Research

The High Performance Computing Laboratory (HPC Lab in short) consists of about 20 people conducting research on algorithms and information systems dealing with computational and data-intensive problems in business, social, and knowledge-based applications. The HPC Lab is located in the CNR Research Area of Pisa and is part of the Istituto di Scienza e Tecnologie dell’Informazione “A. Faedo” (ISTI), the largest ICT research institute of the National Research Council of Italy (CNR), the main public research organisation of Italy and a top level R&D performer in Europe, being the fourth beneficiary of the EU FP7 workprogramme.

HPC Lab research areas include large-scale distributed and cloud systems, efficient information indexing and retrieval, big data analytics, machine learning and artificial intelligence, mobility analysis, information extraction and semantic enrichment.

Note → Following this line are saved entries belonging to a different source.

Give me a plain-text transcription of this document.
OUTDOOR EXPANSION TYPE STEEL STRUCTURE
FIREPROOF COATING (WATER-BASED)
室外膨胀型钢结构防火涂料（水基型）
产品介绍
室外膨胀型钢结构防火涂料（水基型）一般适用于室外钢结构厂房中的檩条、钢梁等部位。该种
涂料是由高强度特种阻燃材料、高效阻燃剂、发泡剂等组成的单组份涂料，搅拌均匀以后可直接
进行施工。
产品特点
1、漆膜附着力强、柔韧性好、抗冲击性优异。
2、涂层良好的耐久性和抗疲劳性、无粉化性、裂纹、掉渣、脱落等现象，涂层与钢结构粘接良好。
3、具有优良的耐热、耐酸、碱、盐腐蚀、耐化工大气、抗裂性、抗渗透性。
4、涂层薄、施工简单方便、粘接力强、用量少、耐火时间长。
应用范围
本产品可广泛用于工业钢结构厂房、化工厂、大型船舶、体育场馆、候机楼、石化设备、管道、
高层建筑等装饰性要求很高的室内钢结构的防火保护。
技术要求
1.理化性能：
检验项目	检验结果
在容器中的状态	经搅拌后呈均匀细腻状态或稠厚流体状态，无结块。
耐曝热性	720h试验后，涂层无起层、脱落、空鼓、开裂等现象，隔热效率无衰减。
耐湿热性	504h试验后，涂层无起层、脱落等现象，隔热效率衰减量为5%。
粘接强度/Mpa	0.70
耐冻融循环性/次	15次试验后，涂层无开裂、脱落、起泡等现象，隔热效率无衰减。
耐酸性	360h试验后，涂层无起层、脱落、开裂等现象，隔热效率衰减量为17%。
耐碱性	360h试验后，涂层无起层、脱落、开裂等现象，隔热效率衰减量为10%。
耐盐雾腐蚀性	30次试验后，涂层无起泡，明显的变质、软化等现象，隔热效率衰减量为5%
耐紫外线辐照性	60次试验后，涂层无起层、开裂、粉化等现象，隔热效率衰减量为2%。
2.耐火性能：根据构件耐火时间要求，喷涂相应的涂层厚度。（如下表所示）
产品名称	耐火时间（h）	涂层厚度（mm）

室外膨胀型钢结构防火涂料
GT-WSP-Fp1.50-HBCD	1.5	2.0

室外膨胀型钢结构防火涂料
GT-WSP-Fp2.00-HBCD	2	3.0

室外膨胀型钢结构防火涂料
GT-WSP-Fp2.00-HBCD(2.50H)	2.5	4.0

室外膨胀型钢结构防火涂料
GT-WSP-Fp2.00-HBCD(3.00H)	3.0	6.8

We aim at developing methods for efficient and effective management, query, retrieval and analysis of large amount of data. The emphasis is on the design, implementation and deployment of (distributed) algorithms or information systems that scale far larger than most others and can provide in near real-time effective answers to complex queries by possibly using a limited amount of computational resources. We study space/time-efficient solutions to deal with scale and latency constraints, and quality/efficiency trade-offs exploiting the peculiarities of the specific application domain (e.g. the skewness in the distribution of terms/features in docs/AI apps).

Main research topics

Our research follows a rigorous experimental methodology based on testing newly developed solutions against competitive state-of-the-art baselines by using widely accepted evaluation measures and protocols. In most of the cases we base our experiments on publicly available benchmarks and make available to the scientific community our source codes and experimental settings to permit reproducibility of the results. The main research topics addressed are detailed below.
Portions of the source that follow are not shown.